Grzelak: Pasuje charakterem do Korony [OPINIE]

- Ja nigdy nie odpuszczam, bo mam taki charakter i myślę, że tym charakterem pasuje do Korony, bo ta drużyna nigdy nie odpuszcza - powiedział Rafał Grzelak po zremisowanym meczu z Lechią Gdańsk 0:0.

Trener Korony był zadowolony z postawy swoich piłkarzy. - Mieliśmy określony plan na to spotkanie. Chcieliśmy grać uważnie w defensywie i poszukać swojej jednej szansy pod bramką Lechii. I ta była w końcówce Michała, ale obrońca uratował gospodarzy. Jestem zadowolony z postawy mojego zespołu. Po raz kolejny zagraliśmy bardzo ambitnie. Zmiana w końcówce Przybyły nie była podyktowana jego słabszą grą, ale potrzebowaliśmy wzrostu w końcówce we własnym polu karnym, dlatego wprowadziłem Przemysława Trytkę - przyznał Marcin Brosz.

Wartość punktu z tak klasowym rywalem podkreślają również jego podopieczni. Grzelak. - Każdy punkt na wyjeździe należy szanować, zwłaszcza z tak silnym przeciwnikiem, jakim jest Lechia.
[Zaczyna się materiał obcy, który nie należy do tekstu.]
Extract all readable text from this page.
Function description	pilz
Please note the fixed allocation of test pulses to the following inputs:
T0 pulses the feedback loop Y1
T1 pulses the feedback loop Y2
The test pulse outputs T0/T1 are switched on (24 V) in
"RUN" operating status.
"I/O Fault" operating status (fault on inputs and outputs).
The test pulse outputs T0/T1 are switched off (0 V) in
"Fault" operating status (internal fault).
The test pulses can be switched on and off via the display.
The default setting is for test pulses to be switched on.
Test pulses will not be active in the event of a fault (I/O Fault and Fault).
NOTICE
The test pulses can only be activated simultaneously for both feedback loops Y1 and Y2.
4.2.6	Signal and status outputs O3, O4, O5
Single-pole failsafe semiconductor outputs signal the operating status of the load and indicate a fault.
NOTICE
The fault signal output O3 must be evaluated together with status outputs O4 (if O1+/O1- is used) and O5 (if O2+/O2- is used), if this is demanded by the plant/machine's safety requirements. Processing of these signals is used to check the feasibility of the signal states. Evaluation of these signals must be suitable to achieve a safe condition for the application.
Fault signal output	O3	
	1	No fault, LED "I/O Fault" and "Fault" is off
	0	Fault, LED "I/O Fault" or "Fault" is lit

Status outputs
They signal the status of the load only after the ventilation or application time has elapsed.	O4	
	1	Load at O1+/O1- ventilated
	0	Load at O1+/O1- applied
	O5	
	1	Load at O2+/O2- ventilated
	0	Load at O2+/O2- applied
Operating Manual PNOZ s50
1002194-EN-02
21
Zagrałem po raz pierwszy w karierze w meczu o stawkę jako defensywny pomocnik i wiem, że sporo nauki mnie czeka, ale myślę, że mogę być zadowolony ze swojej gry. Pomogli mi jednak koledzy, którzy zagrali bardzo dobrze. Ja nigdy nie odpuszczam, bo mam taki charakter i myślę, że tym charakterem pasuje do Korony, bo ta drużyna nigdy nie odpuszcza - powiedział Rafał Grzelak.

- Przed meczem remis wzięlibyśmy w ciemno. Mieliśmy szansę na zwycięstwo, ale remis jest dla nas cennym wynikiem. Lechia jest naszpikowana gwiazdami, ale my przeciwstawiliśmy się im kolektywem i zespołowością. Milos Krasić po wejściu na boisku w pierwszej akcji pokazał mi miejsce w szeregu, ale później starałem się już mu nie odpuszczać - uśmiecha się kapitan Korony Kamil Sylwestrzak.